Four years ago I received a letter from a woman who attended a breast cancer awareness talk I had given. Since the topic was breast cancer, her husband thought it was for women and elected not to attend. She filled him in on information new to her, including the risk for men. By afternoon, he was sitting in his physician’s office being scheduled for a biopsy.

After his wife shared information on male breast cancer, he did a breast self exam, found a lump, called his doctor and got a walk in appointment. It was malignant, early stages. He successfully underwent surgery and treatment. And as she shared in her letter, “he knows he will die someday, but not today and not from breast cancer. Thank you.”

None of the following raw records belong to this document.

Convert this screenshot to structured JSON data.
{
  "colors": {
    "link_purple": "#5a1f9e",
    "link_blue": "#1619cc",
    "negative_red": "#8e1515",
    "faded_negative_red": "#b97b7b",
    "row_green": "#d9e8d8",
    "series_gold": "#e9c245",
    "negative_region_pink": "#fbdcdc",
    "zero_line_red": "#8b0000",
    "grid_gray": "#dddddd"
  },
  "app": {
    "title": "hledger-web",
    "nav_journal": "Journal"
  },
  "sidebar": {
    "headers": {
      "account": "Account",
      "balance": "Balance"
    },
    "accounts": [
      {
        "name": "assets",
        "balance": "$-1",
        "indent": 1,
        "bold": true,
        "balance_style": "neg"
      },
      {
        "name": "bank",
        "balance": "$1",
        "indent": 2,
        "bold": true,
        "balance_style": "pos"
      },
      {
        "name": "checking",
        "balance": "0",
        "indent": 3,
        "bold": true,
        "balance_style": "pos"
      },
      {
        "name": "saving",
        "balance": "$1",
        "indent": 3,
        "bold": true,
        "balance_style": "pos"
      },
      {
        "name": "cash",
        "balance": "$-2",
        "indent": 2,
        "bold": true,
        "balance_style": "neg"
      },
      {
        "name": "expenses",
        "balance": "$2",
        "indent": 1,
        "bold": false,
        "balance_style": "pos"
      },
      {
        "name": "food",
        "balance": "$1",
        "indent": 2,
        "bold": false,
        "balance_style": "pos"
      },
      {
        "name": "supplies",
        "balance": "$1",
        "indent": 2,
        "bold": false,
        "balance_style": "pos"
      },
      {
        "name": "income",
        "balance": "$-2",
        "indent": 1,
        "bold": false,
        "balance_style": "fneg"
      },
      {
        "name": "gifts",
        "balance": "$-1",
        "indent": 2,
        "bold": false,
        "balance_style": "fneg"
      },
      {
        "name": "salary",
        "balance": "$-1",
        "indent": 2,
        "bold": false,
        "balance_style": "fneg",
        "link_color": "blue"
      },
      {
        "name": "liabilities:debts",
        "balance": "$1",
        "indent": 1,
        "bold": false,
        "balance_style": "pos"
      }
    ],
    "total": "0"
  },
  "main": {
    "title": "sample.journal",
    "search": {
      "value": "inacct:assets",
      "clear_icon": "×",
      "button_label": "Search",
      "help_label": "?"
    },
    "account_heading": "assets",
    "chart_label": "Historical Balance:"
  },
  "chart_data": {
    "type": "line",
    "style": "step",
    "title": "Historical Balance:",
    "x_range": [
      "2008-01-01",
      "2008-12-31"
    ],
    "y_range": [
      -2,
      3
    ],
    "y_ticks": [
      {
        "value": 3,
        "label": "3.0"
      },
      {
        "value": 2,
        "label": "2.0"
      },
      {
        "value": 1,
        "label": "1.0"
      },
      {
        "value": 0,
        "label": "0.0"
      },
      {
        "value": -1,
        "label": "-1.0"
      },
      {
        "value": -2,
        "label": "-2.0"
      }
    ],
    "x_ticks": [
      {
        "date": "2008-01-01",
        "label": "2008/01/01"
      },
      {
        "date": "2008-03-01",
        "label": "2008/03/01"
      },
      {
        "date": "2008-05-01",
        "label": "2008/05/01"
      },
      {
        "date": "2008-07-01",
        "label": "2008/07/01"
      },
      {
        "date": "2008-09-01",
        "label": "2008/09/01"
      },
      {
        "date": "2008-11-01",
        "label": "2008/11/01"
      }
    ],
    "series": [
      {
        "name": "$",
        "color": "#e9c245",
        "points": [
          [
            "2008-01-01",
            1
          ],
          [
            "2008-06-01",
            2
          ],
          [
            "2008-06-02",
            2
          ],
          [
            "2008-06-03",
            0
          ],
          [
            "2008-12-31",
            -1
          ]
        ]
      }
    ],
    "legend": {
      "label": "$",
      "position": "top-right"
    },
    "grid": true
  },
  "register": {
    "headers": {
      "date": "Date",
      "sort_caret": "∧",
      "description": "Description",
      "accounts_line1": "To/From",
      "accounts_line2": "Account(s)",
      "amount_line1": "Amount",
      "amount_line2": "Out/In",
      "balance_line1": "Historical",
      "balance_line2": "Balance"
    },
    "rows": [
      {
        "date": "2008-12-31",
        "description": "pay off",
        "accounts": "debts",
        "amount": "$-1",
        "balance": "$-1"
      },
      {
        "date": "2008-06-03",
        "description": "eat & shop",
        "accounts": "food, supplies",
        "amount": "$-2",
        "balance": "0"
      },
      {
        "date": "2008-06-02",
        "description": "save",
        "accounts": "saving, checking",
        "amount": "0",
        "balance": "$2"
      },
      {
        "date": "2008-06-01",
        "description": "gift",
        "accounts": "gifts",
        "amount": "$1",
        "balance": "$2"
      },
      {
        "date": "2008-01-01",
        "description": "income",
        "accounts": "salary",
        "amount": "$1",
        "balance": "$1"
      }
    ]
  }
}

I saw him months later. He thanked me and then the reserved retired farmer said, “But I won’t wear pink.” His wife, shaking her head, added “None of us do.” Whether she was referring to their family, community or generation, I did not ask. It did not matter.

Cancer is more prevalent than you think

One in two men and one in three women will have a cancer diagnosis in their lifetime. Lung cancer (November – white ribbon) and colon cancer (March – dark blue) remain the leading cancers for both men and women. Then it is breast cancer (October – pink) for women and prostate cancer (September – light blue) for men.

Although whatever shared genetic link runs through my family has avoided identification, I don’t doubt research will one day uncover one. Until then, I’ll remain diligent and think before I pink.  Pink will be the color that reminds me to remain respectful of all cancers.

Kansas City Hospice

Kansas City HospiceJudy Waechter is a noted speaker in the Kansas City area. Judy speaks on a variety of medical topics geared toward the general public and to healthcare professionals. Working with Kansas City Hospice & Palliative Care for the past several years, Judy works to expand knowledge about compassionate care and end of life options.


  1. Jean Slack on October 26, 2018 at 9:13 am

    Very heartfelt!!!!!

  2. Jennifer Howe on February 19, 2019 at 9:56 am

    What a well thought out, well written article. My mom has strong emotions on this topic. When my dad was diagnosed with terminal cancer (glioblastoma multiforme, not operable) in July 2000, many people made comments or wrote notes that said things like “You will beat this!” or “Get well soon”. They just didn’t understand. At all. He was 53 years old at the time. I saw a beautiful article written by John McCain’s daughter, after her dad’s diagnosis. She was struggling with the same issues. It is so important to be careful with our words and try to understand each person’s perspective as much as possible, while also respecting privacy. It’s such a difficult, yet important, thing to navigate. Thank you for sharing your thoughts and expertise.